Q35. A Leak In The Bottom Of A Tank Can Empty The Full Tank In 6 Hours. An Inlet Pipe Fills Water At The Rate Of 4 Liters A Minute. When The Tank Is Full, The Inlet Is Opened And Due To The Leak, The Tank

water crammed via the inlet pipe in 24hours

= water emptied through the leak in 24-6=1824-6=18 hours.

Therefore, water emptied by using the leak in sixty six hours

= water filled by using the inlet pipe in 88 hours

i.E., potential of the tank

= water stuffed by the inlet pipe in 88 hours

=eight×60×4=1920=eight×60×4=1920 litre.

Q36. A Batsman Makes A Score Of 87 Runs In The seventeenth Inning And Thus Increases His Averages By

Let the common after 17 innings = x

Total runs scored in 17 innings = 17x

Average after 16 innings = (x-three)

Total runs scored in sixteen innings = 16(x-3)

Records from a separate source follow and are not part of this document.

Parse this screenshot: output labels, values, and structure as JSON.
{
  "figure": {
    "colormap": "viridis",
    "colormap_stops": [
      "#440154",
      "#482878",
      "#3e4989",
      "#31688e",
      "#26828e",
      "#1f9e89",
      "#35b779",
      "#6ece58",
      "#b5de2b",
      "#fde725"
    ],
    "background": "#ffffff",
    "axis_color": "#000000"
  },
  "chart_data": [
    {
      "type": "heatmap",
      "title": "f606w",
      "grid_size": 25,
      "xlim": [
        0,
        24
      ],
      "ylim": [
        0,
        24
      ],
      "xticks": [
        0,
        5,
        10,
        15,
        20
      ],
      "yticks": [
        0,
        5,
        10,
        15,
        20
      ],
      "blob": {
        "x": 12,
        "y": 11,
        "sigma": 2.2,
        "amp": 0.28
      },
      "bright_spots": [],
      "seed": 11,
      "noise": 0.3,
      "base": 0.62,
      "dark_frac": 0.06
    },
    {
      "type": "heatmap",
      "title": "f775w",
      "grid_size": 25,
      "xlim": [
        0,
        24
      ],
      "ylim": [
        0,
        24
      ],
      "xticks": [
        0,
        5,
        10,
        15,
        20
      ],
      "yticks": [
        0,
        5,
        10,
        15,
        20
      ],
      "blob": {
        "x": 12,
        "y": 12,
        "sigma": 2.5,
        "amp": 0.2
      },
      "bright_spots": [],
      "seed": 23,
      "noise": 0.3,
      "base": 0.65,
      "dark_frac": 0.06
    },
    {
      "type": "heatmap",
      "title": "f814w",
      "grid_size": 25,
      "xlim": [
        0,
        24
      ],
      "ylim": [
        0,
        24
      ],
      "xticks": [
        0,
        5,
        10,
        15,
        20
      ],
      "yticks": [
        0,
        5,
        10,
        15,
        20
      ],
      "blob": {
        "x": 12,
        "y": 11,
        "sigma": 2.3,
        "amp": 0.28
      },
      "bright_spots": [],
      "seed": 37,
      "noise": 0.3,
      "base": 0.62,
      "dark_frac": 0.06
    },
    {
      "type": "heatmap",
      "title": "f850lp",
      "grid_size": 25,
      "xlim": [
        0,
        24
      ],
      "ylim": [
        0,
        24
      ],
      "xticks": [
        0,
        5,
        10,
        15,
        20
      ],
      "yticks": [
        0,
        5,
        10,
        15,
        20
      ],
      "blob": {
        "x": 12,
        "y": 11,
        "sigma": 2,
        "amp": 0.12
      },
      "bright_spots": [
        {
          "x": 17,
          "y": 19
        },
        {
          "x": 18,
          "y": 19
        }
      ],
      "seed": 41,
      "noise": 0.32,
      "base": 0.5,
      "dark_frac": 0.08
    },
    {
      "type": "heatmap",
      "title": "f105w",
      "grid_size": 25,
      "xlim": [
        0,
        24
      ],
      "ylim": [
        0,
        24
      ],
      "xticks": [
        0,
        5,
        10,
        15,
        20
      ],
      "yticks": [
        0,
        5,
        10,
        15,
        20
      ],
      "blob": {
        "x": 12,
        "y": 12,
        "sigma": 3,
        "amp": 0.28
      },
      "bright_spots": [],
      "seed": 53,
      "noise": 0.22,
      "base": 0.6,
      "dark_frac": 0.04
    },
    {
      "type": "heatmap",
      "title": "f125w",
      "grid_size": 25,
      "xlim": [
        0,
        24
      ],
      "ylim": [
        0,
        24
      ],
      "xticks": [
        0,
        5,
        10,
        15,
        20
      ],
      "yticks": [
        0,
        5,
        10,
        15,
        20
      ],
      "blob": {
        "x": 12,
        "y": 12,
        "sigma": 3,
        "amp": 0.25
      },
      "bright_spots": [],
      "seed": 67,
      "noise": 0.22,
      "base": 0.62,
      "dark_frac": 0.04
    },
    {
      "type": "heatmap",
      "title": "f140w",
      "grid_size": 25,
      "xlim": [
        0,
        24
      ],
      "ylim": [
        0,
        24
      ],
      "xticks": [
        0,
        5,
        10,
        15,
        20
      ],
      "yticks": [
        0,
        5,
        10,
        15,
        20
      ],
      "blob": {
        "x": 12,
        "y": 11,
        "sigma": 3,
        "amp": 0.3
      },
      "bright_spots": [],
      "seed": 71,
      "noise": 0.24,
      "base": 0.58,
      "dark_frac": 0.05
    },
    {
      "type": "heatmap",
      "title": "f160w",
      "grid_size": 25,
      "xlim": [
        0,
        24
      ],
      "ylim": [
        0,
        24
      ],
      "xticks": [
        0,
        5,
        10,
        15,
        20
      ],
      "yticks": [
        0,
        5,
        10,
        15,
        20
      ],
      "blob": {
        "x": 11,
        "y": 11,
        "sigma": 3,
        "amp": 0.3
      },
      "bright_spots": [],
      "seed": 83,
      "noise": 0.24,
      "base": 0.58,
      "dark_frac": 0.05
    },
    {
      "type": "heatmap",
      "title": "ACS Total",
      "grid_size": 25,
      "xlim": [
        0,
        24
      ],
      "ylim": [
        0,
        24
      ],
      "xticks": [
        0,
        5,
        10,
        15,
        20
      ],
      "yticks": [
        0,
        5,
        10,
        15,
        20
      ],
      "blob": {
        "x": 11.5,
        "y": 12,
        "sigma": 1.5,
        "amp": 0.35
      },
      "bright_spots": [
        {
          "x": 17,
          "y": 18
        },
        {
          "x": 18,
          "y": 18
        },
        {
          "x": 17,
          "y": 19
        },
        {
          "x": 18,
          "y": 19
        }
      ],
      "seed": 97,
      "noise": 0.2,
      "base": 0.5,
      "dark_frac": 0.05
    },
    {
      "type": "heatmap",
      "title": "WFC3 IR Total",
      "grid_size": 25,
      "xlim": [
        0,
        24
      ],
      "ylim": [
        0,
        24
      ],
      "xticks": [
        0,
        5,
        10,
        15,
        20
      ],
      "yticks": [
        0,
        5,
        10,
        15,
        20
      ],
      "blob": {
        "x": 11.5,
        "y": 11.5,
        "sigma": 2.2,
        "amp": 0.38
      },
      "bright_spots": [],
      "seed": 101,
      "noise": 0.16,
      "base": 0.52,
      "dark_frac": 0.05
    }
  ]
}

Total runs scored in sixteen innings + 87 = Total runs scored in 17 innings

=> 16(x-3) + 87 = 17x

=> 16x - forty eight + 87 = 17x

=> x = 39.

Q37. Tap 'a' Can Fill The Tank Completely In 6 Hrs While Tap 'b' Can Empty It By 12 Hrs. By Mistake, The Person Forgot To Close The Tap 'b', As A Result, Both The Taps, Remained Open. After 4 Hrs, The Pers

Tap A can fill the tank completely in 6 hours

=> In 1 hour, Tap A can fill 1/6 of the tank

Tap B can empty the tank absolutely in 12 hours

=> In 1 hour, Tap B can empty 1/12 of the tank

i.E., In one hour, Tank A and B together can successfully fill (1/6-1/12)=1/12 tank

=> In 4 hours, Tank A and B can correctly fill 1/12×four=1/3×four=1/3 of the tank.

Time taken to fill the ultimate (1-1/3)=23(1-13)=2/three of the tank =(2/three)(1/6)= four hours.